The first-generation antipsychotics work by inhibiting dopaminergic neurotransmission; their effectiveness is best when they block about 72% of the D2 dopamine receptors in the brain. They also have noradrenergic, cholinergic, and histaminergic blocking action. Second-generation antipsychotics work by blocking D2 dopamine receptors as well as serotonin receptor antagonist action. 5-HT2A subtype of serotonin receptor is most commonly involved.

Administration

First-Generation Antipsychotics

All dopamine receptor antagonists are available and can be administered in oral form. Except for thioridazine, pimozide, and molindone, all other first-generation antipsychotics can also be given parenterally. Haloperidol and fluphenazine can be delivered in long-acting depot parenteral form.
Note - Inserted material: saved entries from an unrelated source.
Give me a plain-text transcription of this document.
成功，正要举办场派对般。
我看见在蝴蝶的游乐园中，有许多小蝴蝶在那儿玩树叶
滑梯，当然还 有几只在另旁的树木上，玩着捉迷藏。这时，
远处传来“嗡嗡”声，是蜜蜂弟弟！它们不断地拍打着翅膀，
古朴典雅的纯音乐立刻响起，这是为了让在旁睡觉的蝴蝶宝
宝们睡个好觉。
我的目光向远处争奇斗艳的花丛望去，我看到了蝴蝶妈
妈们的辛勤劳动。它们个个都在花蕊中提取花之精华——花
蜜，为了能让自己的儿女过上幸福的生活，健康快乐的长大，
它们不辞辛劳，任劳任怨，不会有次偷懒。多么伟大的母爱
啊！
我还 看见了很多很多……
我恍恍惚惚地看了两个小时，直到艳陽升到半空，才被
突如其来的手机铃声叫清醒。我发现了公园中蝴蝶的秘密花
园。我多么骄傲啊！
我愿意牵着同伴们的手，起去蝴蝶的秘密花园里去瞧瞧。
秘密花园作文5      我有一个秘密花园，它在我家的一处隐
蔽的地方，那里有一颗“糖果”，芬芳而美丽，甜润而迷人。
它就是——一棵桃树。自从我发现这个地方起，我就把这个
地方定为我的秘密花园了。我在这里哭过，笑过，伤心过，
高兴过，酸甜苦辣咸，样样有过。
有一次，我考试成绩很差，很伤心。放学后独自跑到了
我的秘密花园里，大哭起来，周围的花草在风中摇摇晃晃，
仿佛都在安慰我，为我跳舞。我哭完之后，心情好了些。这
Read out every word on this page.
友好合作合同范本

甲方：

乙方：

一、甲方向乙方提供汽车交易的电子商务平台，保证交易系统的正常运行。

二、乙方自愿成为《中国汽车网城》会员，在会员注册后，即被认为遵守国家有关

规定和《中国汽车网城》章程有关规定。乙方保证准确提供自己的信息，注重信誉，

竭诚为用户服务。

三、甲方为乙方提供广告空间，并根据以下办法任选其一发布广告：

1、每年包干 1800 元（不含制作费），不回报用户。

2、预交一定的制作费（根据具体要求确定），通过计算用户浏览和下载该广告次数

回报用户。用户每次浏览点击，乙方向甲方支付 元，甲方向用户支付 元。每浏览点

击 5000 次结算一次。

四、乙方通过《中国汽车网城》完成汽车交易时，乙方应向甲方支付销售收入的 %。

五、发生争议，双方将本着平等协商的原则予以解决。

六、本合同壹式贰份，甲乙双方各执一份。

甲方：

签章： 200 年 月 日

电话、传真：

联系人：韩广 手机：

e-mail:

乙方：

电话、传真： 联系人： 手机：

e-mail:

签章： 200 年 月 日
Second-Generation Antipsychotics

These can be administered orally or parenterally. Risperidone, olanzapine, aripiprazole, and paliperidone are extended-release or long-acting injectable forms. Clozapine, asenapine, and olanzapine are available in the sublingual formulation.

Adverse Effects

First-generation antipsychotics (FGAs) are associated with significant extrapyramidal side effects. Anticholinergic adverse effects like dry mouth, constipation, and urinary retention are common with low-potency dopamine receptor antagonists like chlorpromazine and thioridazine. The action of H1 histamine blocking by first-generation antipsychotics causes sedation. Chlorpromazine is the most sedating, while fluphenazine, haloperidol, and pimozide are less sedating. First-generation antipsychotics can also lower the seizure threshold, and chlorpromazine and thioridazine are more epileptogenic than others. Haloperidol can cause abnormal heart rhythm, ventricular arrhythmia, torsades de pointes, and even sudden death if injected intravenously. Other FGAs can cause prolongation of QTc interval, prolonged atrial and ventricular contraction, and other cardiac conduction abnormalities. Thioridazine has an FDA-backed warning for sudden cardiac death. Low-potency FGAs, like chlorpromazine or thioridazine, commonly cause orthostatic hypotension. This adverse effect caused by alpha-adrenergic block usually occurs when starting treatment, and patients often develop a tolerance. It is important to avoid treating hypotension with epinephrine. Leukopenia, thrombocytopenia, and blood dyscrasia are rare side effects of treatment with FGAs. Increased serum prolactin concentrations along with galactorrhea, breast enlargement, amenorrhea, impotence in men, and anorgasmia in women are known adverse effects due to the action of the dopamine receptor block in the tuberoinfundibular tract. Allergic dermatitis and photosensitivity can occur with chlorpromazine. Chlorpromazine is also associated with blue-gray skin discoloration and benign pigmentation of the lens and cornea. Thioridazine can cause retinal pigmentation, which can continue even after discontinuing the drug.[6][7][8]

Neuroleptic malignant syndrome is a rare but fatal adverse effect that can occur at any time during treatment with FGAs. The onset of symptoms is over 24 to 72 hours with increased temperature, severe muscular rigidity, confusion, agitation, elevation in white blood cell count, elevated creatinine phosphokinase concentrations, elevated liver enzymes, myoglobinuria, and acute renal failure. The antipsychotic should be immediately discontinued, and dantrolene 0.8 to 2.5 mg/kg every 6 hours up to 10 mg per day is the drug of choice. Adequate hydration and cooling should be closely monitored, as well as vital signs and serum electrolytes. Though the risk of neuroleptic malignant syndrome is higher with first-generation antipsychotics, second-generation antipsychotics also cause this adverse effect.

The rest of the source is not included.